Lakshmi Narayana Temple Pratishta

Lakshmi Srinivas lsrinivas at YAHOO.COM
Mon Sep 9 06:51:07 CDT 2002


On Sun, 8 Sep 2002, Lakshmi Srinivas wrote:

>I'm not qualified to speak about the rest of your post but may I point out
> there is a disconnect between this sentence:

> > The Pandya area, the cultural center of Tamil land, has
> > hardly any Siva temples of antiquity.

> ...and this one:

> > So much incidentally for all that
> > stuff about Siva as the giver of Tamil grammar.
>

Well, evidently you do not know Tamil stories and evidently you have not
seen at least one popular Tamil movie with Siva devotional stories.

For your sake then ... There is a legend known from the time of
commentators of the Chola and post Chola era that Siva gave the first Tamil
grammar and there is also considerable amount of stories of late origin
which attest to the connection between early conections of Siva and Tamil.

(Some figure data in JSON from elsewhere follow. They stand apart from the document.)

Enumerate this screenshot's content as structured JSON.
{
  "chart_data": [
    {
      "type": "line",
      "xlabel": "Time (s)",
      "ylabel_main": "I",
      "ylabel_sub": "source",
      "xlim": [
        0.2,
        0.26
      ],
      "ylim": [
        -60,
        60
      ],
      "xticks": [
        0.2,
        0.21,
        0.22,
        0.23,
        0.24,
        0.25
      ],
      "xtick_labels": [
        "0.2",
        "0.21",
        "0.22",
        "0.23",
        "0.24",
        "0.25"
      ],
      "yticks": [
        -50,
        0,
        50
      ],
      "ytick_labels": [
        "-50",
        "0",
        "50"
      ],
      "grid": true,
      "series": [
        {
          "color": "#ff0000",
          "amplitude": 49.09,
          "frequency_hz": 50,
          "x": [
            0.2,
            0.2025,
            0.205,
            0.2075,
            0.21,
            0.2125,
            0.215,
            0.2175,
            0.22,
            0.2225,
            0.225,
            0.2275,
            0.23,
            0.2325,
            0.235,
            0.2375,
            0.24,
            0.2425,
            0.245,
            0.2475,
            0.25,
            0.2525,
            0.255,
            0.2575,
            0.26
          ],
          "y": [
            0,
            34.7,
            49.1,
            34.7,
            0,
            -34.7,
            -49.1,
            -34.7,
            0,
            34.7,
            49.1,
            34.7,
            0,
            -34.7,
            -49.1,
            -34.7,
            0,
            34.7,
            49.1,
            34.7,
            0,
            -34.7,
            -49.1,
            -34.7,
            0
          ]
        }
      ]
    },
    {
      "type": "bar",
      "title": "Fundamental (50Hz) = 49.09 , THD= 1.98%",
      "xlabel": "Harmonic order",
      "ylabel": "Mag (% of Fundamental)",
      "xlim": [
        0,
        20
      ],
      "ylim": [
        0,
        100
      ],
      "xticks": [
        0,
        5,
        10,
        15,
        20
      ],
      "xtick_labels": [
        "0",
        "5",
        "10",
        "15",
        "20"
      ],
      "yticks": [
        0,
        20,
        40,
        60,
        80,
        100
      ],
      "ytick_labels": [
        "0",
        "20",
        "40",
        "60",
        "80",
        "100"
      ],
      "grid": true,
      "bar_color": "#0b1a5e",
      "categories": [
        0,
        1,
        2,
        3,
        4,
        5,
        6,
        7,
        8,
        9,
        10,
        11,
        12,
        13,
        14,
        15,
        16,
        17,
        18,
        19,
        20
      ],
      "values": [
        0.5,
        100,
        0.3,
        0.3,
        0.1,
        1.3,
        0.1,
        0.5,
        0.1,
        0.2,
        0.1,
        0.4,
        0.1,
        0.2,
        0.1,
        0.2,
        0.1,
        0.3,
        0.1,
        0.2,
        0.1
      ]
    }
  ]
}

In the opinion of most scholars, they are just stories since the early
tamil grammar and poetical works are demonstrably older by many centuries
than Siva temples. The point of the stories is simply to connect a not so
old tradition in Southern Tamilnadu viz., temple based Siva worship and a
genuinely old tradition, Tamil scholarship.

> The existence or otherwise of temples proves nothing.  Perhaps Shiva
> Bhagawan was not worshipped in temples or perhaps there were temples but
> they were different types of structures than those we have today.

It was not meant to prove anything. My post was merely a response to some
one's post which revealed a set of popular assumptions, some of which are

a) Siva is the primary deity in Tamilnadu at all times in history.

This is an extrapolation backward from Chola times. If that were not the
case, then the loud silence about Siva in Classical Tamil lit (in contrast
to full throated praises of Murugan and Krishna) needs to be explained.

b) Siva temples are very old

Nothing of that sort since it is very hard to prove the existence of Siva
temples prior to 600 AD.

There can be no doubt that Siva was worshipped in personal shrines by
brahmins in early times in Tamilnadu. Siva in the early Tamil literature
always occurs only in brahmin loci, with the garhapatya fires burning even,
in one instance. But nothing of public worship.

There that should satisfy you :-)

Lakshmi Srinivas

PS: Do please read the reference I gave you. It's all in English.